Uno su tutti il concludere con la propria rete inviolata, nonostante sia rimasta tale anche quella avversaria e con un brivido finale per la traversa di Bonazzoli: “Sarebbe stata più dura da digerire come sconfitta rispetto alle ultime due – ha detto il tecnico a fine gara –. Le altre volte magari ci siamo attacati un po’ a Var e altro, stavolta ce la saremmo potuta prendere solo con noi, ma la fortuna al 94′ ha girato dalla nostra, non ce lo saremmo comunque meritato. Abbiamo fatto la partita che dovevamo e che avevamo preparato, contro loro non è facile giocare, sono una squadra molto fisica che avevamo preparato sull’attenzione. E’ stata positiva la tenuta mentale della squadra, abbiamo avuto un quarto d’ora di piazzati contro di cui ero spaventatissimo, per il resto però abbiamo rischiato poco o niente, e anche se le ciambelle non escono tutte col buco le nostre occasioni le abbiamo avute”.

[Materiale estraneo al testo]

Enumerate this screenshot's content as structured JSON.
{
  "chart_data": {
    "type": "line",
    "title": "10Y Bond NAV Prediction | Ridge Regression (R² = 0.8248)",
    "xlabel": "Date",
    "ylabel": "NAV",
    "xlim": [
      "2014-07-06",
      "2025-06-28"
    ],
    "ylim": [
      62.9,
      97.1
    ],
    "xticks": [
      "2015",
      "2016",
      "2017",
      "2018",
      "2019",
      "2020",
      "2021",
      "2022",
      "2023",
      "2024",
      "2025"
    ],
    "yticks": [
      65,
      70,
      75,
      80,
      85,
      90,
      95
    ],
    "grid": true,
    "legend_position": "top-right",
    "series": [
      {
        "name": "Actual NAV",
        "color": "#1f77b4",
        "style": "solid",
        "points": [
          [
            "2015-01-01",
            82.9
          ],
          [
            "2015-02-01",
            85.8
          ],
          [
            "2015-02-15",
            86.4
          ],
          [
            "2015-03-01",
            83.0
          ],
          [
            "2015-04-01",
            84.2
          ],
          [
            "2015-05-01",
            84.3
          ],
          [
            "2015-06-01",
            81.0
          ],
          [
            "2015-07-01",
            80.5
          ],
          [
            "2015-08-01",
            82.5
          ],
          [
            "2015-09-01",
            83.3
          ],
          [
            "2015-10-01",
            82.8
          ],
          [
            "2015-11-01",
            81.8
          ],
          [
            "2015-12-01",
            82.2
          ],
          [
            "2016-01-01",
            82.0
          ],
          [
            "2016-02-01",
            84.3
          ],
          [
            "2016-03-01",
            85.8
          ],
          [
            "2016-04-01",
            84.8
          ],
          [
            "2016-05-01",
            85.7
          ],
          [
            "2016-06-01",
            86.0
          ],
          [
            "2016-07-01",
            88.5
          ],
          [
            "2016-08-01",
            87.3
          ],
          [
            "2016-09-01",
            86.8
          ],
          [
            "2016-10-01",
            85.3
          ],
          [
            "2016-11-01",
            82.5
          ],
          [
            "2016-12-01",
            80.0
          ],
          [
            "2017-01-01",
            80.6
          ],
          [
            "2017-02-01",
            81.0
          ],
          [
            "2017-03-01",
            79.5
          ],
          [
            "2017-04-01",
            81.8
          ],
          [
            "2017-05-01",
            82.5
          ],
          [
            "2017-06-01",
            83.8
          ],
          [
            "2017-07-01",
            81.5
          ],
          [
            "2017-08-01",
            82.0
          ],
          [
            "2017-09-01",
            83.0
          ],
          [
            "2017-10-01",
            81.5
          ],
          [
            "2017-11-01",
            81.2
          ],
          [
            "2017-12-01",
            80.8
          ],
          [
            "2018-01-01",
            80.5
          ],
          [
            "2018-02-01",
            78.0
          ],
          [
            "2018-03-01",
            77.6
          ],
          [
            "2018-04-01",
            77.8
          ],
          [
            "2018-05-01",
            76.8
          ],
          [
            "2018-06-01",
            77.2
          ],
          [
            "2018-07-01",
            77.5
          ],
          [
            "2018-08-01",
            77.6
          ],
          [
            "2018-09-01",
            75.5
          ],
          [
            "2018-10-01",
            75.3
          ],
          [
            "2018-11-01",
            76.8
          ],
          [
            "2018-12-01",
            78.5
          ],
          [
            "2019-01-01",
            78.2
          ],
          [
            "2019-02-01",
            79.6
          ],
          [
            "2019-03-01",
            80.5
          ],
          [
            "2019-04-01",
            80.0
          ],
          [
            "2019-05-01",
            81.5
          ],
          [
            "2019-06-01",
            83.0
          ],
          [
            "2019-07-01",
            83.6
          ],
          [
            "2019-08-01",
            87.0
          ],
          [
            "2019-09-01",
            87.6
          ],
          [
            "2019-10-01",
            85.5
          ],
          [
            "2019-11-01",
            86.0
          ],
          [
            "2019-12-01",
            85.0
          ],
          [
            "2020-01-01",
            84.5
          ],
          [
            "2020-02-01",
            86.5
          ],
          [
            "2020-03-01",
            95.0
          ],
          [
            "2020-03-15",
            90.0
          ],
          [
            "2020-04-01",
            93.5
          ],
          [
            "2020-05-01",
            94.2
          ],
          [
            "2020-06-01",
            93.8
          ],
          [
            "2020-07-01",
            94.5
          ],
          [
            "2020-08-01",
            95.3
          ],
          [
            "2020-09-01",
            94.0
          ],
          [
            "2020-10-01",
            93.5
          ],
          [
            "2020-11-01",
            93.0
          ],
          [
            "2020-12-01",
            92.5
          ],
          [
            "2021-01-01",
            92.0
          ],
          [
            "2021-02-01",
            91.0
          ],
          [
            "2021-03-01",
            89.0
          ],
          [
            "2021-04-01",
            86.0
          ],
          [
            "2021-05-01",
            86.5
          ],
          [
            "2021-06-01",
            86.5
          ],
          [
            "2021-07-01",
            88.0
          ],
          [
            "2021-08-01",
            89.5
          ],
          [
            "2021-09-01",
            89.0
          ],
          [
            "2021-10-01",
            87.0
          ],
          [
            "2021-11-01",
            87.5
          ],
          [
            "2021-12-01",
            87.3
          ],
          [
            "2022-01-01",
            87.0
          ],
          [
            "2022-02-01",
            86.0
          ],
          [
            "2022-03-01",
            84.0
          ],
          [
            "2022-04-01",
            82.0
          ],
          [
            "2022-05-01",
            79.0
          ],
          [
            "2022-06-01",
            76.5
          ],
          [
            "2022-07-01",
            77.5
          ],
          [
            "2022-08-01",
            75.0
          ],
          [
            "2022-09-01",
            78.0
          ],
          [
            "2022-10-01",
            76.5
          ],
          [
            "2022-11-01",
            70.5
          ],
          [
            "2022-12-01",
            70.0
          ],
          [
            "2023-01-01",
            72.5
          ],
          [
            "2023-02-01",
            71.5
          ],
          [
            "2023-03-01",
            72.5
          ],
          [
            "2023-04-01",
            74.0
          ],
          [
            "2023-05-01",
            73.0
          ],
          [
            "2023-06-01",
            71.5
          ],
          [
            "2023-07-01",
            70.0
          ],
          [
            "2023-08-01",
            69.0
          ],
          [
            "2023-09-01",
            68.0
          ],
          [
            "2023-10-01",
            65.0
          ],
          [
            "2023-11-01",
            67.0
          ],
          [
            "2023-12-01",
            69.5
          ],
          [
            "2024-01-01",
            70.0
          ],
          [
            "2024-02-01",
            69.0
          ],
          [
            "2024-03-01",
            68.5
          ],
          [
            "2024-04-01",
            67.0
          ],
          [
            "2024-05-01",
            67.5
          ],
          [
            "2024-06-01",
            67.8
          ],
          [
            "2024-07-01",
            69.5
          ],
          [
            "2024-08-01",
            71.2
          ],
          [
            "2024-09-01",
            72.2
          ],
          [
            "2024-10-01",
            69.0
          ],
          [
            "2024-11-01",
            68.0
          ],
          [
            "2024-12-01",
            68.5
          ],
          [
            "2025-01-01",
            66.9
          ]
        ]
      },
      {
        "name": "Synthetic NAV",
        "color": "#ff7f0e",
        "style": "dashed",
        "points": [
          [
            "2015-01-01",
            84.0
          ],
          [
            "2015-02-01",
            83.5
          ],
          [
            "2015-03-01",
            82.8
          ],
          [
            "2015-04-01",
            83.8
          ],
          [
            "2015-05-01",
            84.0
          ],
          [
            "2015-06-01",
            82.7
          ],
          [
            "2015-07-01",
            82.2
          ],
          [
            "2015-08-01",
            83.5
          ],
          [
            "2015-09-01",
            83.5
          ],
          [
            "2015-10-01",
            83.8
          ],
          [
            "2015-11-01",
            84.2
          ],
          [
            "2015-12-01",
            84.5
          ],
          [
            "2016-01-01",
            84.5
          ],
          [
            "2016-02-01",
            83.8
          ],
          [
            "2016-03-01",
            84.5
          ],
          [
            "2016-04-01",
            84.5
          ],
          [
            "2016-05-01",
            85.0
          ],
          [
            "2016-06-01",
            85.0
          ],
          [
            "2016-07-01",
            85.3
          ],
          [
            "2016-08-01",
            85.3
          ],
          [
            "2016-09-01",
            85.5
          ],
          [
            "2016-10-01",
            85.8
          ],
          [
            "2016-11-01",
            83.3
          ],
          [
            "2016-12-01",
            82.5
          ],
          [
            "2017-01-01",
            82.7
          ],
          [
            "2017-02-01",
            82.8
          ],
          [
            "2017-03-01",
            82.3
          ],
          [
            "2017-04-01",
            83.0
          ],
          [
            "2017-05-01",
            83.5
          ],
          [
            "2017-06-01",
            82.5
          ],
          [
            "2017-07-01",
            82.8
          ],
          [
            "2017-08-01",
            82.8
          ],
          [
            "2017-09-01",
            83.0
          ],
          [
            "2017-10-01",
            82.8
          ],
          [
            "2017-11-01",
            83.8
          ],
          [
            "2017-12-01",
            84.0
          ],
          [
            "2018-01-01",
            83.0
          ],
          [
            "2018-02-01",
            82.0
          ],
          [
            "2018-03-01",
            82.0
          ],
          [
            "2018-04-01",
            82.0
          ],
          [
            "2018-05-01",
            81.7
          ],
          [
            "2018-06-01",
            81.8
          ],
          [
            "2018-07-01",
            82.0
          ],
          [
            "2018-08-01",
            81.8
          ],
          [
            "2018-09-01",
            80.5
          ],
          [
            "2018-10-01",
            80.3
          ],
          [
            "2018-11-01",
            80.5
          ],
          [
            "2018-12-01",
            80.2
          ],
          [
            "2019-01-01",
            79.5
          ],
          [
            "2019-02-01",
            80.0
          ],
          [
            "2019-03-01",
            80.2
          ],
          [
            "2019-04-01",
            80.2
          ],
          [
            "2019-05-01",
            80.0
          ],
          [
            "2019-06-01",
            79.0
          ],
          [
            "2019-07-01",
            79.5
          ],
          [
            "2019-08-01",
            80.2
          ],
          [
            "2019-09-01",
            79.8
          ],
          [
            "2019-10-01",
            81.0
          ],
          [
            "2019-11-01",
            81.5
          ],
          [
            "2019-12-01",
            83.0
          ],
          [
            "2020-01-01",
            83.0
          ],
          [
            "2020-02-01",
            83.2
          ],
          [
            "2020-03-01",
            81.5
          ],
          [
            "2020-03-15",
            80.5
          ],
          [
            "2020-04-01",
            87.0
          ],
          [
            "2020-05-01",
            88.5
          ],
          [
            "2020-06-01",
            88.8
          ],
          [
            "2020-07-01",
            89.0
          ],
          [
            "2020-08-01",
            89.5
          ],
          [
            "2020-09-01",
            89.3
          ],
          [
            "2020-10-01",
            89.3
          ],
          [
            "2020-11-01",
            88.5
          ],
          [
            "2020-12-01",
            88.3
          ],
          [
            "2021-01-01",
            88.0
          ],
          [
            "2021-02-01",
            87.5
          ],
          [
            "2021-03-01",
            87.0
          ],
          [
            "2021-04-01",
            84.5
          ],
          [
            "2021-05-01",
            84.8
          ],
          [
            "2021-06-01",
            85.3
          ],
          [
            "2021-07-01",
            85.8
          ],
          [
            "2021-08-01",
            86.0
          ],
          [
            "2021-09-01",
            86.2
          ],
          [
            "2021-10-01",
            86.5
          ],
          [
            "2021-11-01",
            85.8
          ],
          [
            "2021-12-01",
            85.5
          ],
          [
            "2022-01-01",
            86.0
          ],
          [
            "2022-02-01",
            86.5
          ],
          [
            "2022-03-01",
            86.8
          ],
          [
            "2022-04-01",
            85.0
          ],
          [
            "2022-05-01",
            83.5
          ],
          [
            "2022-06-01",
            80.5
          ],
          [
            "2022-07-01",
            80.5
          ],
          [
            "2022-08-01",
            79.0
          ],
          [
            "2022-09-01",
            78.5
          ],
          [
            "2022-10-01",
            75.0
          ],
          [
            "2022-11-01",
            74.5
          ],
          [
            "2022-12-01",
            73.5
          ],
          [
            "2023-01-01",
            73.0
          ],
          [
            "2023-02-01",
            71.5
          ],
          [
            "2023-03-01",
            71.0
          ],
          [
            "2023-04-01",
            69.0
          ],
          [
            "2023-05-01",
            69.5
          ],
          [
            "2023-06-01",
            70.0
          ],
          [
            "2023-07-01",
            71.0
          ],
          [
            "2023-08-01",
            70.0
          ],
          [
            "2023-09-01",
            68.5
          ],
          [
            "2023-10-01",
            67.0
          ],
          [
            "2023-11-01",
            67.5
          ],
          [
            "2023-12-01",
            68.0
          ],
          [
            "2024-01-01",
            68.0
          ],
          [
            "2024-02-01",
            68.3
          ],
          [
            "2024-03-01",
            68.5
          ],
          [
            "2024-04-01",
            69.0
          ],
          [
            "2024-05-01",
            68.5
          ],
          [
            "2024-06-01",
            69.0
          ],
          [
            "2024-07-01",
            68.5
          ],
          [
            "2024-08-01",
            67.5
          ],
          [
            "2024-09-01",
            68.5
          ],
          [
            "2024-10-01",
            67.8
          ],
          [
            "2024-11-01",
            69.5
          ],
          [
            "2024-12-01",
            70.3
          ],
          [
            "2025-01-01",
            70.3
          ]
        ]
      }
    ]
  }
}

Occasioni figlie anche di un nuovo assetto leggermente più offensivo, dove il protagonista non è stato solo Messias giostrando tra mediana e attacco, ma l’intera squadra per dedizione e applicazione: “La mia idea è cercare di mettere qualità a centrocampo, poi non tutte le partite sono uguali ma sapevo che oggi avremmo avuto di più la palla noi e così abbiamo fatto questa scelta – ha spiegato De Rossi –. Sono soddisfatto dalla partita di Messias, ma se possiamo permetterci due attaccanti e un centrocampista come lui è grazie al lavoro di tutta la squadra. Sono stati tutti molto attenti, sono contento di tutti ma forse le prestazioni di Junior e Malinovskiy sono state le migliori da quando sono qui”.

Tra le note positive anche l’esordio di un Baldanzi parso davvero già molto dentro ai meccanismi della squadra, nonostante il poco tempo in gruppo coi nuovi compagni: “L’ho visto bene nella partitella giocata ieri a campo stretto, ho pensato che la sua brillantezza negli ultimi metri potesse aiutarci in una partita che sarebbe stata giocata molto in spazi stretti nella loro trequarti. Dobbiamo ancora valutare la sua condizione fisica perché per lui è stato un periodo intenso, non ne sta soffrendo ma vedremo nelle prossime settimane”.